Hi. I’ve had chickens for 25 years and I now have a situation I‘d like advise on. Last winter a raccoon killed all my chickens. This was the first time in 25 years that it’s happened. They were sleeping in the rafters of a 20 x 20’ building and still were eaten. I got six new chicks this spring and they didn’t have anyone to learn from and took to sleeping in the trees about 20 feet up as soon as they were old enough to run free. I live in central Ohio and it’s now getting cold but they still insist on sleeping in the tree. I can’t catch them during the day or get them at night because they are so high up. Will they be OK outside in the winter? I thinking not. My only other option is to buy a net and catch them, but I’d have to lock them up indefinitely and I’d rather not do that. Plus there’s a possibility they may get eaten in the building and I think they’re safer up in the trees. Any help appreciated.


----------



## robin416 (Sep 8, 2013)

Frostbite would be the biggest concern. Are they large combed birds? Those suffer the most.


----------



## Ripstel (Nov 15, 2021)

robin416 said:


> Frostbite would be the biggest concern. Are they large combed birds? Those suffer the most.
> [/QUOTE





robin416 said:


> Frostbite would be the biggest concern. Are they large combed birds? Those suffer the most.


They are Rhode Island reds, bard rocks, and Americanas. I’m going to buy a net but they’re gonna hate being locked up for the foreseeable future. Our winters are generally not bad but sometimes it can get very cold.


----------



## robin416 (Sep 8, 2013)

They certainly are targets for owls with no leaves on the trees.

If there's a reason for them to go up, like food, water and treats they learn to accept the safety. Even my Guineas come running at night for me to put them up so they can have their treats.


----------



## dawg53 (Aug 25, 2015)

Raccoons can climb trees too.


----------



## imnukensc (Dec 5, 2020)

If your chickens will come to you when you call them, you don't need a net. You can catch them with a bent coat hanger or they actually make hooks to catch them by their feet.


----------



## dawg53 (Aug 25, 2015)

Interesting. I've never seen anything like that before. I'd be concerned about a sprained leg though, not fun to deal with. Personally, I dont even bother with a net anymore unless it's an absolute emergency. I just go out to the coop in the dark and snatch a bird off the roost, much easier.


----------



## robin416 (Sep 8, 2013)

Except for that whole tree thing.

Another trick is to put treats in the lock up spot each evening. Put it near the door at first, then move it back further the next night. Once they're all in close the doors.


----------



## Poultry Judge (Jul 15, 2020)

robin416 said:


> Except for that whole tree thing.
> 
> Another trick is to put treats in the lock up spot each evening. Put it near the door at first, then move it back further the next night. Once they're all in close the doors.

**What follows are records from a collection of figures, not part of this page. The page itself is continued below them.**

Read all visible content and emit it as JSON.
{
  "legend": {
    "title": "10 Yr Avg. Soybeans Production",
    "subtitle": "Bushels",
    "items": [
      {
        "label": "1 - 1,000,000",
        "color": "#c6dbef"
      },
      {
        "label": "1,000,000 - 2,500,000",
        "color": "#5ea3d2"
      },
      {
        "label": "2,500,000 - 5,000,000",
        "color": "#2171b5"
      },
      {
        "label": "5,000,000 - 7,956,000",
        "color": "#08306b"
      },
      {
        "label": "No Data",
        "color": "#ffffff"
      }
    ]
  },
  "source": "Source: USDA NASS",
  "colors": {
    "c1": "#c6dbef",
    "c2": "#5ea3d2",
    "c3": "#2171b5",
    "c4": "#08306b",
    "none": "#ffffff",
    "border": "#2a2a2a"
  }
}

Yes, it's about forming new habits, otherwise some may try to spend the winter in the tree.


----------



## Hania41806 (May 4, 2021)

I recommend dried mealworms. All chickens I’ve met love them. They quickly learned that the sound of the mealworms in the bag means it’s time for treats and they sprint to me when they hear it. Sometimes they even run to me if I have an empty bag and i crinkle it a bit.😀


----------